Le Gamin tiqua sur les dernières paroles de Billy, de même que la Gamine, mais avant qu'elle ne puisse répondre, son frère se pointa du doigt, puis Billy, puis lui, juste pour être sûr.
« Oui, petit frère, c'est un bon surnom je trouve, et puis c'est naturel. Enfin, pour moi. Qu'est ce que tu en dis ? Je peux réfléchir à autre chose si tu veux. »
Le Gamin hésita quelques secondes et puis il sourit. Sa sœur en voyant ça le prit dans ses bras, protectrice. Prête à mordre. Mais le Gamin lui frotta la tête et la regarda dans les yeux, très tendrement. Ils se regardèrent, une minute ou deux, sans rien dire. Et finalement, la peur sur le visage de la fillette se dissipa, lentement, mais progressivement, et elle lâcha un grand soupir de soulagement. Elle le serra alors un petit peu et le lâcha, sauf sa main. Il se leva, tira sa sœur (elle tremblait un peu) et il alla prendre la main de Billy. Ce dernier s'apprêta à dire quelque chose, mais la Gamine lui couvrit la bouche de sa main, l'incitant à se taire. Le Gamin examina la main de Billy, acquiesça, et la serra de telle façon que Billy se sentit obliger d'acquiescer et de dire ''Je le jure'', lui même surpris de sa propre solennité. Le Gamin le regarda, puis le serra dans ses bras, sans lâcher sa sœur, ce qui la força à se rapprocher de Billy, un peu trop près à son goût, ce qui lui fit tourner la tête, un peu rouge.

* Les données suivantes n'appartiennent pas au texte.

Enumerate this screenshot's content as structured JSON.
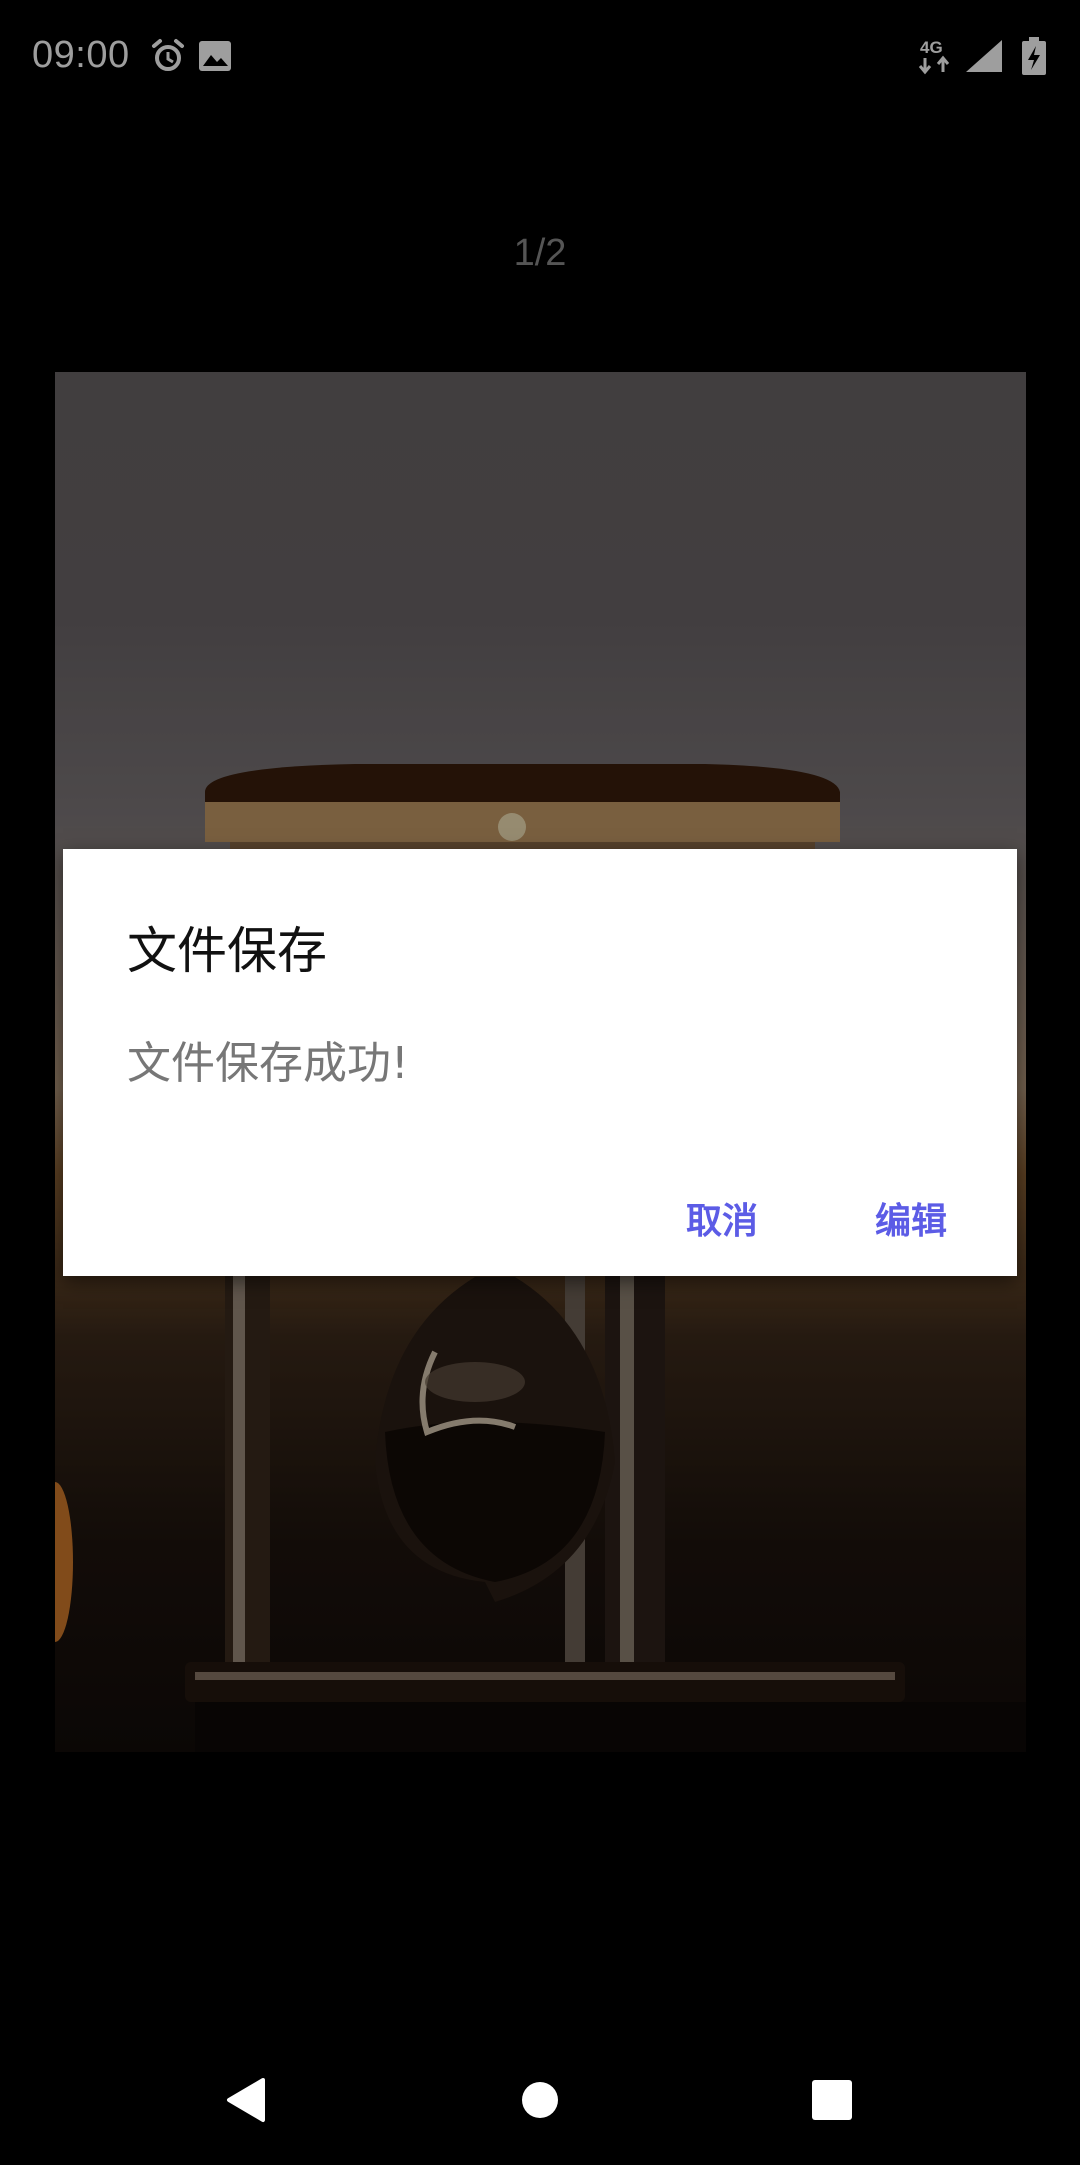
{
  "status_bar": {
    "time": "09:00",
    "left_icons": [
      "alarm-icon",
      "image-notification-icon"
    ],
    "network_label": "4G",
    "right_icons": [
      "network-4g-icon",
      "signal-icon",
      "battery-charging-icon"
    ]
  },
  "viewer": {
    "page_indicator": "1/2",
    "image": "hourglass-photo"
  },
  "dialog": {
    "title": "文件保存",
    "message": "文件保存成功!",
    "cancel_label": "取消",
    "edit_label": "编辑",
    "button_color": "#5c5ce6"
  },
  "nav_bar": {
    "icons": [
      "back-icon",
      "home-icon",
      "recents-icon"
    ]
  }
}
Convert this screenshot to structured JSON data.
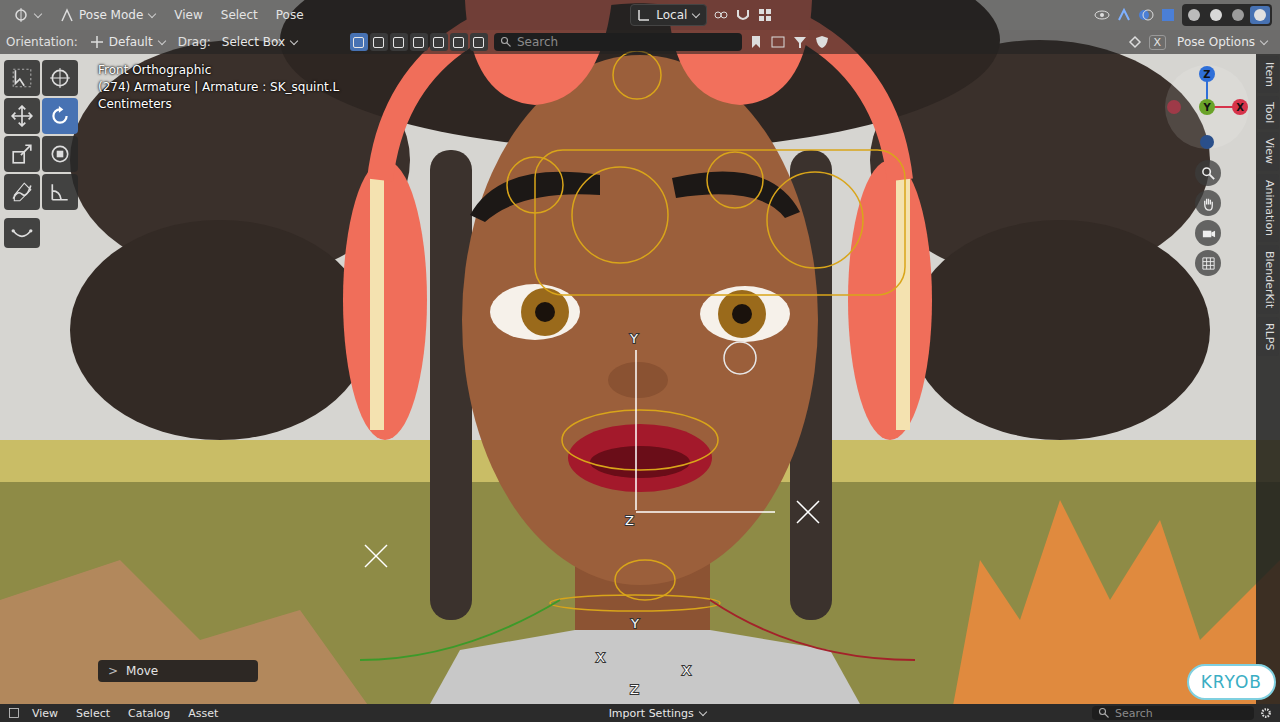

« Ne compte pas sur moi pour t'appeler ''mon frère'', le Dalmatien. Je n'ai qu'un seul frère. Un seul ! »
« Je ne comptais pas t'appeler autrement, l'Amazone. Tu n'es pas une sœur pour moi. »
« Ah oui ? Et alors ? Je suis quoi pour toi ? »
« … Une créature rare, aussi légère qu'une tempête. Aussi perdue qu'un nuage. Plus chaude que le Soleil. Plus dure à apprivoiser qu'un tigre. Plus douce qu'un chaton, s'il le faut. »
… Sympa … Billy avait l'air sincère. La Gamine s'empourpra en le regardant. Puis elle lui lança un coup de poing dans les cotes. Billy mit un genou à terre en gémissant.
« Toi, tu es … » poursuivit la Gamine, en balbutiant un peu. « Tu es comme une piñata. »
« Ah oui ? » souffla Billy, se tenant les cotes, fragilisées. Il envoya alors rapidement sa jambe dans les pieds de la Gamine pour la faire tomber, mais celle-ci ne bougea pas d'un centimètre. D'ailleurs elle regardait par terre, elle n'avait même pas remarqué la contre attaque. « Tu trouves que j'ai une tête à taper dessus ? »
« Oui … mais c'est surtout pour profiter des surprises et des bonbons qui sont à l'intérieur … de toi... »
Elle ne réussit pas à soutenir son regard. Elle le remit sur ses jambes et alla se cacher derrière son frère .
Ce dernier riait en silence. Nous aussi.